Gertraud baissa la tête ; une fois encore elle n’osait plus.

Au bout de quelques secondes, elle releva la tête ; sa physionomie, où souriait d’ordinaire l’espiègle gaieté de l’enfance, avait pris un caractère ferme et presque hautain.

— Jean, poursuivit-elle à voix basse et avec lenteur, je ne sais pas ce que disent les marchandes du Temple… mais si mon père souffrait, et si vous veniez à moi comme je viens à vous, je vous jure, devant Dieu qui nous entend, que je ne refuserais point votre aide…
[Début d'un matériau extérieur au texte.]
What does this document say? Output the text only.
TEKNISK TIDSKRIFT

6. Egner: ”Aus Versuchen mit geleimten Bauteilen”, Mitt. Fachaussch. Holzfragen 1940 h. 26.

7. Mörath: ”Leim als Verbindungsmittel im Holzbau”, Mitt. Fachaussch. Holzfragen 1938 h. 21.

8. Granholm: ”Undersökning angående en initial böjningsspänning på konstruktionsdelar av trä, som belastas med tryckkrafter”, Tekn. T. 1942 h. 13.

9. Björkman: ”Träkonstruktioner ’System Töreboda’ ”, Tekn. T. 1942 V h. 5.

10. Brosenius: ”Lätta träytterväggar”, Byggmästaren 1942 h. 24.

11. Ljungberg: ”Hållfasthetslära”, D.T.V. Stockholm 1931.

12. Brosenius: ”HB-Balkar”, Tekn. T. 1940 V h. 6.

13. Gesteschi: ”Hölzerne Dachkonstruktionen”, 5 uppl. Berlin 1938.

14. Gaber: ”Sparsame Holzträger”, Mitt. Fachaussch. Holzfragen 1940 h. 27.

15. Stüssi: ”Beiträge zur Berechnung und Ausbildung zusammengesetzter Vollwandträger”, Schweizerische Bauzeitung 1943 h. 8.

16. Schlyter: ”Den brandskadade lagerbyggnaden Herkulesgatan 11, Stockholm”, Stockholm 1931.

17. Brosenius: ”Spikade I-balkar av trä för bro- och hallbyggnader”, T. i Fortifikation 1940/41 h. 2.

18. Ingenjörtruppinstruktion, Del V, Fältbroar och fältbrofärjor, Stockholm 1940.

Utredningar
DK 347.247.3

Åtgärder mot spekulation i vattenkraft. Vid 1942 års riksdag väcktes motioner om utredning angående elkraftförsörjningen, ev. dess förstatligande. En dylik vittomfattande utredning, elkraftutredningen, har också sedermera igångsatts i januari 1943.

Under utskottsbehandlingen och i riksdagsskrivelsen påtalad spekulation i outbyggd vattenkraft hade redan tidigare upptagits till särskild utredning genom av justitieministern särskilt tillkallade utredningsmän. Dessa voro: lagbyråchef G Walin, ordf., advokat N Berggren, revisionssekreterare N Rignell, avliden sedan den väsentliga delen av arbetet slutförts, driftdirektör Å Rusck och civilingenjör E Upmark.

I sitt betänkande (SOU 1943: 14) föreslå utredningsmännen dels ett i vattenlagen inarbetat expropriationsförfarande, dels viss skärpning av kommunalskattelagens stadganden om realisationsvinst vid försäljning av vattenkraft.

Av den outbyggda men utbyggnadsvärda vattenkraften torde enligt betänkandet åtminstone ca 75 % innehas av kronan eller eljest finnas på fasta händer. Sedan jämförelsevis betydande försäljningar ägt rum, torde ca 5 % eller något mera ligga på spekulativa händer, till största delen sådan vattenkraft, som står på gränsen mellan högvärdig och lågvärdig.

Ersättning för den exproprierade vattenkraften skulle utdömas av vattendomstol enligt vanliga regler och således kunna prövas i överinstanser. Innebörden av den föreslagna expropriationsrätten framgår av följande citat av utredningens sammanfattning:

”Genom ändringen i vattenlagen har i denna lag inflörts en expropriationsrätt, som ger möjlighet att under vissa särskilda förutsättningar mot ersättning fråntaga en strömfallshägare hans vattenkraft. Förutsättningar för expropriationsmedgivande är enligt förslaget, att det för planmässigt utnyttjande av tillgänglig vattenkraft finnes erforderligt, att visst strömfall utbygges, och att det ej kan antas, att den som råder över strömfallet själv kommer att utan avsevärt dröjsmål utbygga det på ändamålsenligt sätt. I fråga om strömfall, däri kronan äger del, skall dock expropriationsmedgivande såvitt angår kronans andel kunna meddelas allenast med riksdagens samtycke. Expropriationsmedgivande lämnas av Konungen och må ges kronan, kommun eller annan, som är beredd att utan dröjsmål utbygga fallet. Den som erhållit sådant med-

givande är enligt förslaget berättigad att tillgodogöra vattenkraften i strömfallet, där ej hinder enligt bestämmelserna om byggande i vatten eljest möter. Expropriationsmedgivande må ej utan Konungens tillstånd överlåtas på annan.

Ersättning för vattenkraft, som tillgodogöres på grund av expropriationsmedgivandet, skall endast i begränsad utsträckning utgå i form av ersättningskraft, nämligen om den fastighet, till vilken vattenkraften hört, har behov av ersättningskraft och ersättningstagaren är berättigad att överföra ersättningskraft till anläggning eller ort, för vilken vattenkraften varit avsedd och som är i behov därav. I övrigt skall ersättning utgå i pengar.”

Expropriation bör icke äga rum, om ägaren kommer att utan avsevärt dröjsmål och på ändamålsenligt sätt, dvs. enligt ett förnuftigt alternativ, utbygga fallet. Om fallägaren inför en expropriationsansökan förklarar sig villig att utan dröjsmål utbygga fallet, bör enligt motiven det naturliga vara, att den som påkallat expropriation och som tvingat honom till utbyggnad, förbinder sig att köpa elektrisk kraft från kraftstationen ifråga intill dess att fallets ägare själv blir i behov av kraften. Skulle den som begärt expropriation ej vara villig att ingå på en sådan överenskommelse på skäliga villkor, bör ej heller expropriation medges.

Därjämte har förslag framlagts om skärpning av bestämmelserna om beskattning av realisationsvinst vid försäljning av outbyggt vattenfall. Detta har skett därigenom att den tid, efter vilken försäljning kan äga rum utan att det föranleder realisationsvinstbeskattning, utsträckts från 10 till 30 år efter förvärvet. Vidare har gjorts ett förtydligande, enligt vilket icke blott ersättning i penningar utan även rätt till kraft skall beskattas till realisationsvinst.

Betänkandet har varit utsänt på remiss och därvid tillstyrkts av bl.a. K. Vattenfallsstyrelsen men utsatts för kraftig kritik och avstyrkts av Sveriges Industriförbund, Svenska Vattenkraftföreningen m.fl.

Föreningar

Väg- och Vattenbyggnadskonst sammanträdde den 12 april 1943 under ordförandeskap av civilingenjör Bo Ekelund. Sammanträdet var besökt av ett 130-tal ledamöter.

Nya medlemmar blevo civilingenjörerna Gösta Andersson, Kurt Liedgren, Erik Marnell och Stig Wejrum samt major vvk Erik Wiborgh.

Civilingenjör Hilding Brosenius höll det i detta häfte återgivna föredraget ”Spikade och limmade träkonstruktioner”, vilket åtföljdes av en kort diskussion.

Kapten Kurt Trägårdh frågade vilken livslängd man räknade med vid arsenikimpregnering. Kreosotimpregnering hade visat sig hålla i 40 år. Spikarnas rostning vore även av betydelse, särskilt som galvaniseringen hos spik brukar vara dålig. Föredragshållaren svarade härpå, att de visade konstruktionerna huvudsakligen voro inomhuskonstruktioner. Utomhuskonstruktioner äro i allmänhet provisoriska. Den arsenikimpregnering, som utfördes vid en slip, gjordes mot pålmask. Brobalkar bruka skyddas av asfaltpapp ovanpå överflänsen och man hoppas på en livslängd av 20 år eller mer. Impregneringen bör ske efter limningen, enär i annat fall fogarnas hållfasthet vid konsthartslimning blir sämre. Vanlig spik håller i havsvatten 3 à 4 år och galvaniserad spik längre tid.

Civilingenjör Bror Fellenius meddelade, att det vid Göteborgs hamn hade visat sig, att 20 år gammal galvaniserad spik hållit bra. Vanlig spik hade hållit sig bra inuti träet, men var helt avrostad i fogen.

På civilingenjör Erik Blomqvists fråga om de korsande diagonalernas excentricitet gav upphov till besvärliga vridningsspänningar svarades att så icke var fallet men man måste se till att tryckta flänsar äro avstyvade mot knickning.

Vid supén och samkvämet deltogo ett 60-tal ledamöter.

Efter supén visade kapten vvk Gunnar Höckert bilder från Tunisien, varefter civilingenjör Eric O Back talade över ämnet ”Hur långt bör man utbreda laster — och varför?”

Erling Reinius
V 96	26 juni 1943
— Je suis un homme, murmura le joueur d’orgue ; — et vous êtes une jeune fille, Gertraud !…

— Et vous ne voulez rien me devoir ! s’écria celle-ci dans un soudain mouvement de colère, — allez ! vous êtes un orgueilleux !… vous ne m’aimez pas et vous n’aimez pas votre mère !

Jean resta muet devant cette accusation, et l’angoisse de son âme vint se peindre sur son visage.

Gertraud avait pitié ; pourtant elle continua.

— Non, vous ne m’aimez pas !… vous ne songez pas au chagrin que vous me faites !… vous ne songez pas à votre vieille aïeule que vous pourriez sauver !

— Oh ! mon Dieu ! mon Dieu !… soupira le pauvre Jean, les mains jointes et prêt à défaillir.

— Vous n’avez point pitié des autres ! reprit encore Gertraud, et vous ne pensez qu’à vous !…

Le joueur d’orgue lui adressa un regard suppliant.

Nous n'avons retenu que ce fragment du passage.